Nightdriving
November 14th, 2022
I just couldn't avoid it.
God, I tried and tried to reschedule and reshuffle my things to avoid it, but to no avail. I had to drive at night this weekend. It was supposed to be only around 7 pm but since the sun goes down now around 4 pm the darkness was going to be total. And the first 7 kilometers (before I would get to the main expressway) were through the deep and unforgiving forest on a narrow and winding road.
This is only an irrational fear, I know. Other people drive at night, in the rain or snow, without a problem or a second thought. But I am not other people. I am me. And I don't like it. And even though I spend a fortune on glasses that might assist me in situations like that, it only helps me lower my apprehension a tiny bit. I don't feel in control driving at night. There are too many shadows moving and lurking along the streets and roads. Headlights blend with each other and with the streetlights to take away my ability of depth perception. The road surface always looks wet and slippery. I feel nervous and distracted (and distraught as well).

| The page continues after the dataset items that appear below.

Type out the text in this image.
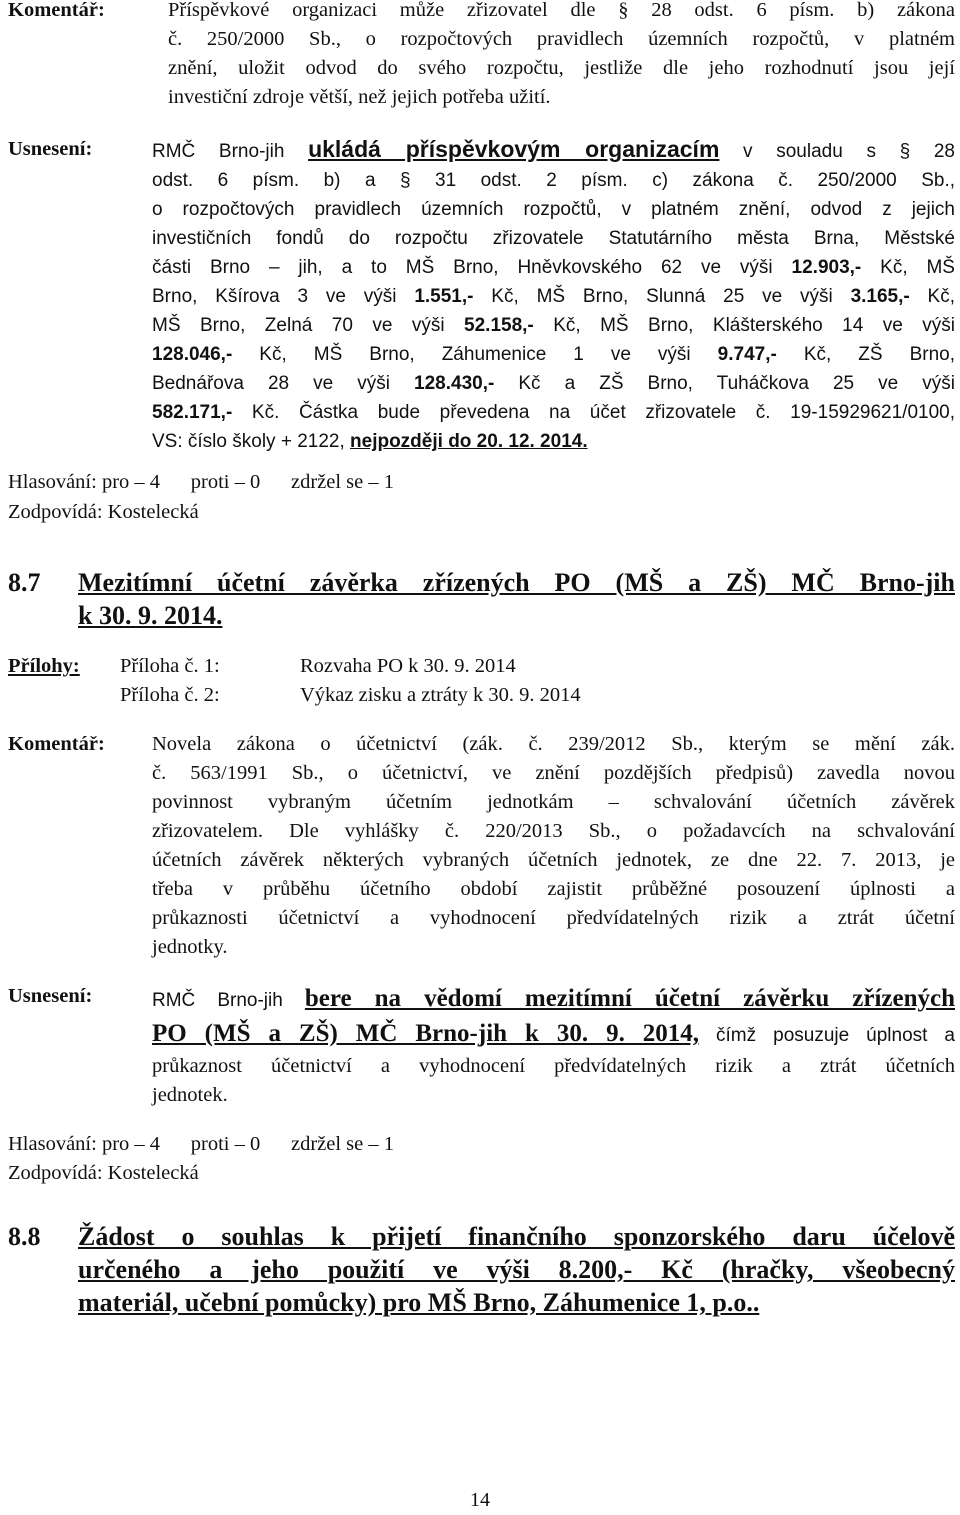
Komentář:	Příspěvkové organizaci může zřizovatel dle § 28 odst. 6 písm. b) zákona
č. 250/2000 Sb., o rozpočtových pravidlech územních rozpočtů, v platném
znění, uložit odvod do svého rozpočtu, jestliže dle jeho rozhodnutí jsou její
investiční zdroje větší, než jejich potřeba užití.
Usnesení:	RMČ Brno-jih ukládá příspěvkovým organizacím v souladu s § 28
odst. 6 písm. b) a § 31 odst. 2 písm. c) zákona č. 250/2000 Sb.,
o rozpočtových pravidlech územních rozpočtů, v platném znění, odvod z jejich
investičních fondů do rozpočtu zřizovatele Statutárního města Brna, Městské
části Brno – jih, a to MŠ Brno, Hněvkovského 62 ve výši 12.903,- Kč, MŠ
Brno, Kšírova 3 ve výši 1.551,- Kč, MŠ Brno, Slunná 25 ve výši 3.165,- Kč,
MŠ Brno, Zelná 70 ve výši 52.158,- Kč, MŠ Brno, Klášterského 14 ve výši
128.046,- Kč, MŠ Brno, Záhumenice 1 ve výši 9.747,- Kč, ZŠ Brno,
Bednářova 28 ve výši 128.430,- Kč a ZŠ Brno, Tuháčkova 25 ve výši
582.171,- Kč. Částka bude převedena na účet zřizovatele č. 19-15929621/0100,
VS: číslo školy + 2122, nejpozději do 20. 12. 2014.
Hlasování: pro – 4      proti – 0      zdržel se – 1
Zodpovídá: Kostelecká
8.7 Mezitímní účetní závěrka zřízených PO (MŠ a ZŠ) MČ Brno-jih
k 30. 9. 2014.
Přílohy: Příloha č. 1:	Rozvaha PO k 30. 9. 2014
Příloha č. 2:	Výkaz zisku a ztráty k 30. 9. 2014
Komentář: Novela zákona o účetnictví (zák. č. 239/2012 Sb., kterým se mění zák.
č. 563/1991 Sb., o účetnictví, ve znění pozdějších předpisů) zavedla novou
povinnost vybraným účetním jednotkám – schvalování účetních závěrek
zřizovatelem. Dle vyhlášky č. 220/2013 Sb., o požadavcích na schvalování
účetních závěrek některých vybraných účetních jednotek, ze dne 22. 7. 2013, je
třeba v průběhu účetního období zajistit průběžné posouzení úplnosti a
průkaznosti účetnictví a vyhodnocení předvídatelných rizik a ztrát účetní
jednotky.
Usnesení:	RMČ Brno-jih bere na vědomí mezitímní účetní závěrku zřízených
PO (MŠ a ZŠ) MČ Brno-jih k 30. 9. 2014, čímž posuzuje úplnost a
průkaznost účetnictví a vyhodnocení předvídatelných rizik a ztrát účetních
jednotek.
Hlasování: pro – 4      proti – 0      zdržel se – 1
Zodpovídá: Kostelecká
8.8 Žádost o souhlas k přijetí finančního sponzorského daru účelově
určeného a jeho použití ve výši 8.200,- Kč (hračky, všeobecný
materiál, učební pomůcky) pro MŠ Brno, Záhumenice 1, p.o..
14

It was no different this time. I wasn't driving as much as I was crawling at 20 kilometers per hour with a tight grip on a steering wheel and eyes scanning from side to side for any animals which might be crossing the road. The road that I know well was a surprise, with each turn appearing suddenly in the headlights. There were definitely more turns than I remembered from driving there in the daylight. And then the headlights of a car driving in the opposite direction completely made me lose my cool as that car whizzed by at a high rate of speed.

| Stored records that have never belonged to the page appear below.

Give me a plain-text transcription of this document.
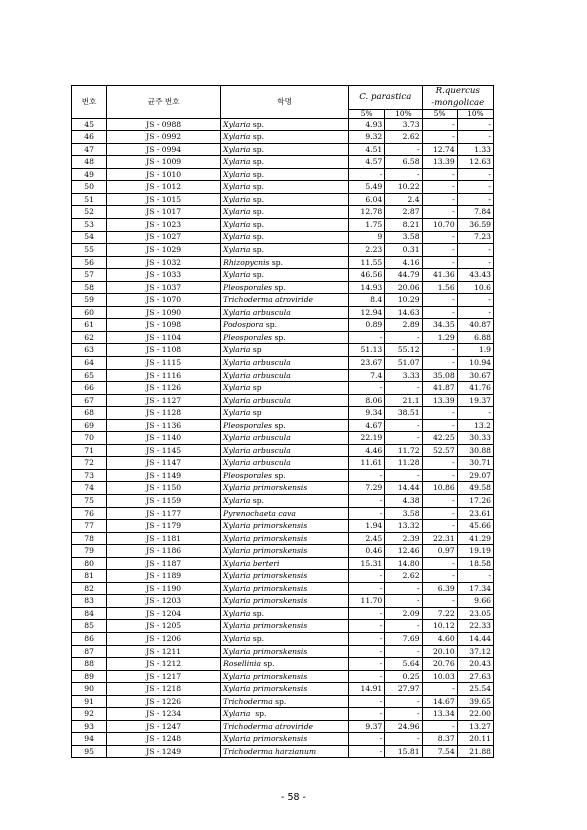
번호	균주 번호	학명	C. parastica		R.quercus
-mongolicae	
			5%	10%	5%	10%
45	JS - 0988	Xylaria sp.	4.93	3.73	-	-
46	JS - 0992	Xylaria sp.	9.32	2.62	-	-
47	JS - 0994	Xylaria sp.	4.51	-	12.74	1.33
48	JS - 1009	Xylaria sp.	4.57	6.58	13.39	12.63
49	JS - 1010	Xylaria sp.	-	-	-	-
50	JS - 1012	Xylaria sp.	5.49	10.22	-	-
51	JS - 1015	Xylaria sp.	6.04	2.4	-	-
52	JS - 1017	Xylaria sp.	12.78	2.87	-	7.84
53	JS - 1023	Xylaria sp.	1.75	8.21	10.70	36.59
54	JS - 1027	Xylaria sp.	9	3.58	-	7.23
55	JS - 1029	Xylaria sp.	2.23	0.31	-	-
56	JS - 1032	Rhizopycnis sp.	11.55	4.16	-	-
57	JS - 1033	Xylaria sp.	46.56	44.79	41.36	43.43
58	JS - 1037	Pleosporales sp.	14.93	20.06	1.56	10.6
59	JS - 1070	Trichoderma atroviride	8.4	10.29	-	-
60	JS - 1090	Xylaria arbuscula	12.94	14.63	-	-
61	JS - 1098	Podospora sp.	0.89	2.89	34.35	40.87
62	JS - 1104	Pleosporales sp.	-	-	1.29	6.88
63	JS - 1108	Xylaria sp	51.13	55.12	-	1.9
64	JS - 1115	Xylaria arbuscula	23.67	51.07	-	10.94
65	JS - 1116	Xylaria arbuscula	7.4	3.33	35.08	30.67
66	JS - 1126	Xylaria sp	-	-	41.87	41.76
67	JS - 1127	Xylaria arbuscula	8.06	21.1	13.39	19.37
68	JS - 1128	Xylaria sp	9.34	38.51	-	-
69	JS - 1136	Pleosporales sp.	4.67	-	-	13.2
70	JS - 1140	Xylaria arbuscula	22.19	-	42.25	30.33
71	JS - 1145	Xylaria arbuscula	4.46	11.72	52.57	30.88
72	JS - 1147	Xylaria arbuscula	11.61	11.28	-	30.71
73	JS - 1149	Pleosporales sp.	-	-	-	29.07
74	JS - 1150	Xylaria primorskensis	7.29	14.44	10.86	49.58
75	JS - 1159	Xylaria sp.	-	4.38	-	17.26
76	JS - 1177	Pyrenochaeta cava	-	3.58	-	23.61
77	JS - 1179	Xylaria primorskensis	1.94	13.32	-	45.66
78	JS - 1181	Xylaria primorskensis	2.45	2.39	22.31	41.29
79	JS - 1186	Xylaria primorskensis	0.46	12.46	0.97	19.19
80	JS - 1187	Xylaria berteri	15.31	14.80	-	18.58
81	JS - 1189	Xylaria primorskensis	-	2.62	-	-
82	JS - 1190	Xylaria primorskensis	-	-	6.39	17.34
83	JS - 1203	Xylaria primorskensis	11.70	-	-	9.66
84	JS - 1204	Xylaria sp.	-	2.09	7.22	23.05
85	JS - 1205	Xylaria primorskensis	-	-	10.12	22.33
86	JS - 1206	Xylaria sp.	-	7.69	4.60	14.44
87	JS - 1211	Xylaria primorskensis	-	-	20.10	37.12
88	JS - 1212	Rosellinia sp.	-	5.64	20.76	20.43
89	JS - 1217	Xylaria primorskensis	-	0.25	10.03	27.63
90	JS - 1218	Xylaria primorskensis	14.91	27.97	-	25.54
91	JS - 1226	Trichoderma sp.	-	-	14.67	39.65
92	JS - 1234	Xylaria  sp.	-	-	13.34	22.00
93	JS - 1247	Trichoderma atroviride	9.37	24.96	-	13.27
94	JS - 1248	Xylaria primorskensis	-	-	8.37	20.11
95	JS - 1249	Trichoderma harzianum	-	15.81	7.54	21.88
- 58 -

Ok, that was a lie — that sentence above. There was no coolness in me from the beginning, so there was nothing for me to lose. But that sudden and uneventful incident did something I cannot explain. I became hyper-aware. I wasn't just concentrating (and dreading at the same time) on driving. Instantly, I realized that I can see and recognize different shades of darkness. I saw some very tiny and out-of-place lights in the forest and on the road ahead. I became aware of the moon behind the night clouds, and I became aware of the totality of sensory stimuli which surrounded me right then. I wasn't afraid anymore, I was curious.